Inflation breaks 5% barrier
By Alex Stevenson Follow @alex__stevenson
Inflation jumped above expectations to 5.2% in September, official figures show.
The jump in consumer price index (CPI) inflation from 4.4% in July and 4.5% in August is particularly significant because it is used to calculate benefit increases, as well as the rise in the basic state pension implemented next April.
Retail price index (RPI) inflation rose from 5.2% to 5.6%, again exceeding expert expectations. It registered its quickest rate of increase since June 1991.
The latest jump was driven by sharp increases in gas and electricity prices from three of the main power companies. Transport and food prices also rose significantly.
The Bank of England’s central projection was for CPI to reach five per cent in the final quarter of the year, meaning it has reached that level sooner than expected.
“It’s now clear we have the worst of all worlds – high inflation, rising unemployment and a stagnant economy since last autumn,” shadow chief secretary to the Treasury Rachel Reeves commented.
“When Britain now has the highest inflation of any EU country except Estonia, families and pensioners feeling the squeeze want out of touch ministers to take some responsibility and take action now.”
But a Treasury spokesperson said: “The government is taking action to help consumers with current high costs, including cutting fuel duty and freezing council tax, and the prime minister met yesterday with energy suppliers to discuss how to bring down customers’ energy bills.”
Governor Mervyn King will deliver a speech addressing the Bank’s handling of the economic crisis in the north-west this evening.
Commodity prices have fallen by ten per cent since their peak in February, which has reinforced experts’ hopes that the current level is close to its peak.
The jumps in inflation triggered by January’s VAT hike to 20% and previous petrol price rises are set to fall off the year-on-year comparison in the coming months, which will also help.
Yesterday’s report from Ernst and Young’s Item Club forecast that inflation would peak at around five per cent later this year, before easing in 2012.
But Chris Williamson of Markit warned that medium-term prospects were not entirely positive.
“The renewed weakness of sterling will continue to drive up import prices, and oil prices have also begun to creep up again,” he pointed out.
“There is therefore a risk that the rate of inflation could remain higher than the Bank of England is currently projecting and remain above the two per cent target for some time.”
Markit’s ‘misery index’, which takes into account inflation worries, hit a 19-year high as a result of the latest data.
The expected fall in inflation should help real household disposable incomes to rise next year. This will help raise levels of consumer spending, giving the economy a much-needed boost which will be welcomed in Westminster.
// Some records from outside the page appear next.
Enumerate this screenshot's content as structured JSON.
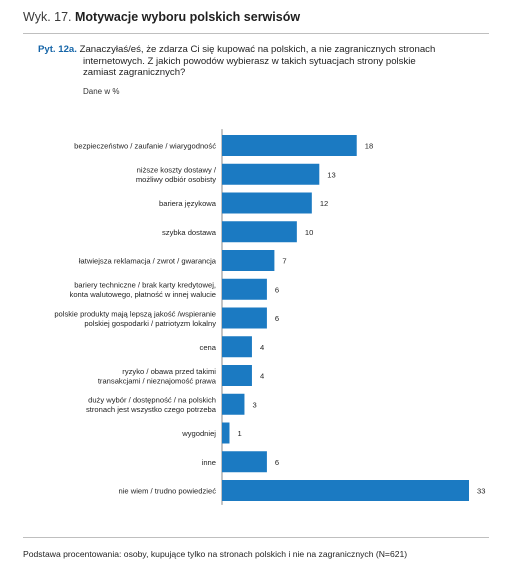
{
  "header": {
    "prefix": "Wyk. 17.",
    "title": "Motywacje wyboru polskich serwisów"
  },
  "question": {
    "id": "Pyt. 12a.",
    "line1": "Zanaczyłaś/eś, że zdarza Ci się kupować na polskich, a nie zagranicznych stronach",
    "line2": "internetowych. Z jakich powodów wybierasz w takich sytuacjach strony polskie",
    "line3": "zamiast zagranicznych?",
    "unit": "Dane w %"
  },
  "chart_data": {
    "type": "bar",
    "orientation": "horizontal",
    "bar_color": "#1b7ac2",
    "xlim": [
      0,
      33
    ],
    "categories": [
      [
        "bezpieczeństwo / zaufanie / wiarygodność"
      ],
      [
        "niższe koszty dostawy /",
        "możliwy odbiór osobisty"
      ],
      [
        "bariera językowa"
      ],
      [
        "szybka dostawa"
      ],
      [
        "łatwiejsza reklamacja / zwrot / gwarancja"
      ],
      [
        "bariery techniczne / brak karty kredytowej,",
        "konta walutowego, płatność w innej walucie"
      ],
      [
        "polskie produkty mają lepszą jakość /wspieranie",
        "polskiej gospodarki / patriotyzm lokalny"
      ],
      [
        "cena"
      ],
      [
        "ryzyko / obawa przed takimi",
        "transakcjami / nieznajomość prawa"
      ],
      [
        "duży wybór / dostępność / na polskich",
        "stronach jest wszystko czego potrzeba"
      ],
      [
        "wygodniej"
      ],
      [
        "inne"
      ],
      [
        "nie wiem / trudno powiedzieć"
      ]
    ],
    "values": [
      18,
      13,
      12,
      10,
      7,
      6,
      6,
      4,
      4,
      3,
      1,
      6,
      33
    ]
  },
  "footer": {
    "note": "Podstawa procentowania: osoby, kupujące tylko na stronach polskich i nie na zagranicznych (N=621)"
  }
}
“It is not all bad news for the government. Higher price inflation will also boost some tax receipts. VAT revenues, for example, will be higher than previously forecast,” the IPPR thinktank’s senior economist Tony Dolphin commented.
He warned that inflation’s more general effect, dampening retail sales and suppressing economic growth, had a knock-on impact on the Treasury’s calculations, however.
Forecasters now think the economy will only grow by one per cent in 2011, compared to 1.7% predicted by the Office for Budget Responsibility in March.
“This downgrade to growth will also necessitate an upward revision to forecast budget deficits,” Mr Dolphin added.
“The chancellor’s self-imposed deficit targets have just become that little bit harder to achieve.”